Point d’interrogation, Stefano Massini

Stefano Massini a concocté tout spécialement pour l’occasion du Réveillons-nous une pièce futuriste bardée de points d’interrogation. A quoi va ressembler le monde de demain ? Autant vous le confier tout de suite : en trente minutes, le monde qui nous entoure devient obsolète. Il est tout simplement dynamité. Le futur fait irruption dans les grandes largeurs. Tout y passe : les problèmes climatiques se règlent à coup de géo-ingénierie, la sécurité alimentaire est assurée par la suppression de cet acte barbare, celui de « manger ». Dans ce nouveau monde, on prône l’eugénisme préventif, on éradique le malheur pour le dictat du sourire, l’homme augmenté n’est plus un mythe, le transfert de datas a remplacé l’apprentissage ringard administré sur les bancs de l’école… Jusqu’à se brouillent les frontières entre le réel et le virtuel. Jusqu’à ce qu’on perde pied. Caustique, déjantée, hilarante, pleine d’ironie et de pep’s, proche de la science fiction, la pièce de Stefano Massini imaginée pour la jeunesse est une véritable comédie d’investigation.

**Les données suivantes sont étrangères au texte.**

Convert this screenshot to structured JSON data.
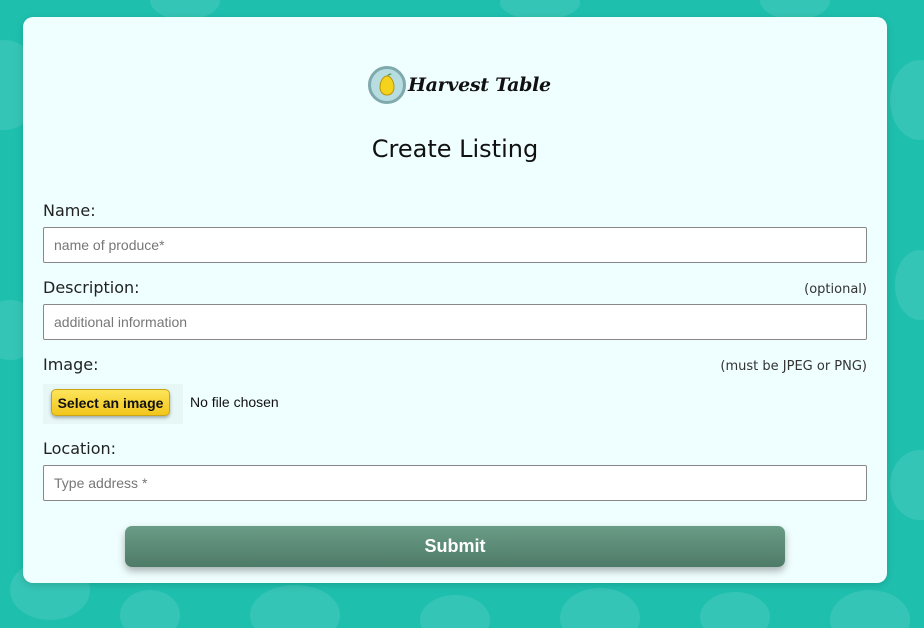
{
  "brand": {
    "name": "Harvest Table",
    "logo_icon": "lemon-icon"
  },
  "page": {
    "title": "Create Listing"
  },
  "form": {
    "name": {
      "label": "Name:",
      "placeholder": "name of produce*",
      "value": ""
    },
    "description": {
      "label": "Description:",
      "hint": "(optional)",
      "placeholder": "additional information",
      "value": ""
    },
    "image": {
      "label": "Image:",
      "hint": "(must be JPEG or PNG)",
      "button_label": "Select an image",
      "status": "No file chosen"
    },
    "location": {
      "label": "Location:",
      "placeholder": "Type address *",
      "value": ""
    },
    "submit_label": "Submit"
  },
  "colors": {
    "background": "#1fbfae",
    "card": "#effefe",
    "submit": "#5b8a74",
    "file_button": "#f5cd28"
  }
}
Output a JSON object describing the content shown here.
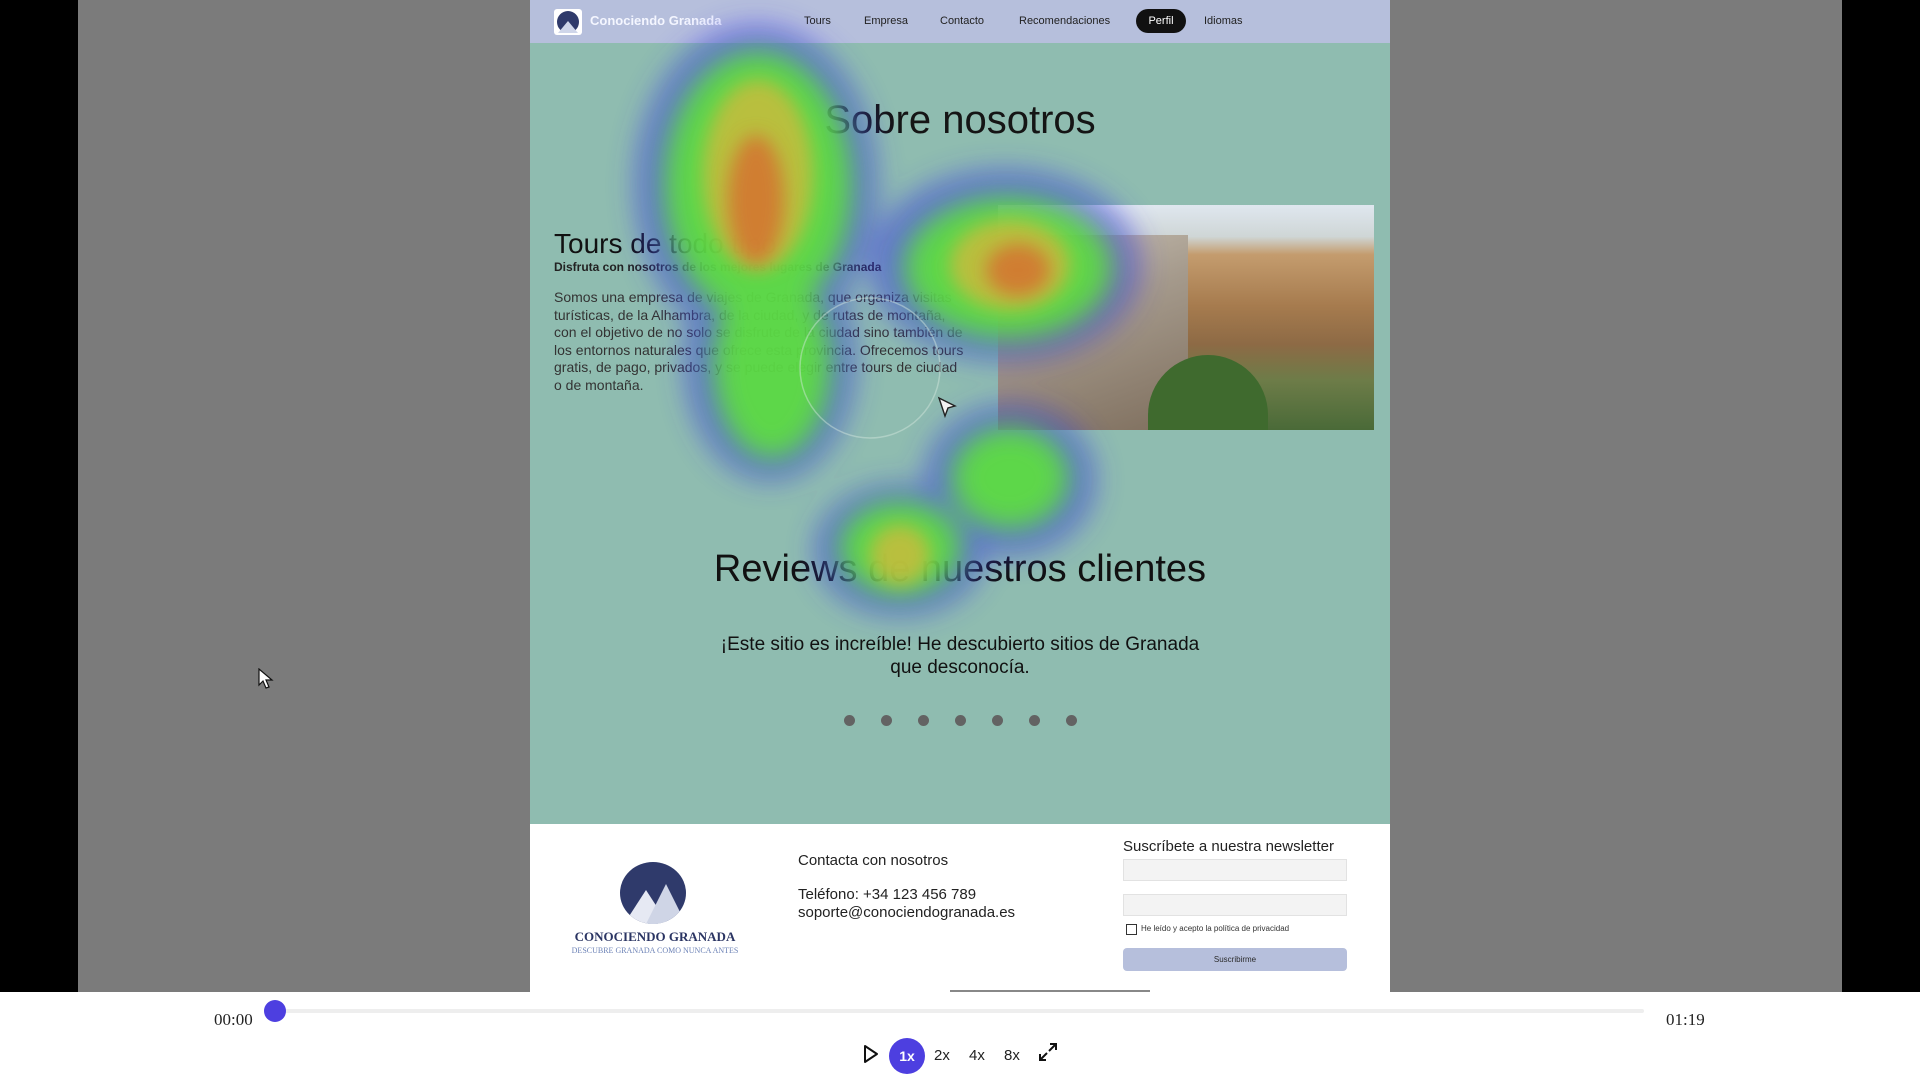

Sous la direction d’Irina Brook, la bande électrique des Eclaireurs a fait monter la pression ce samedi 28 novembre. Dans la salle Michel Simon, la lecture annoncée s’est transformée en un spectacle survolté, déboulonnant nos repères rivetés à l’ancien monde. L’œuvre incarnée de cet artiste engagé nous arme pour affronter ce moment charnière où se joue des enjeux planétaires.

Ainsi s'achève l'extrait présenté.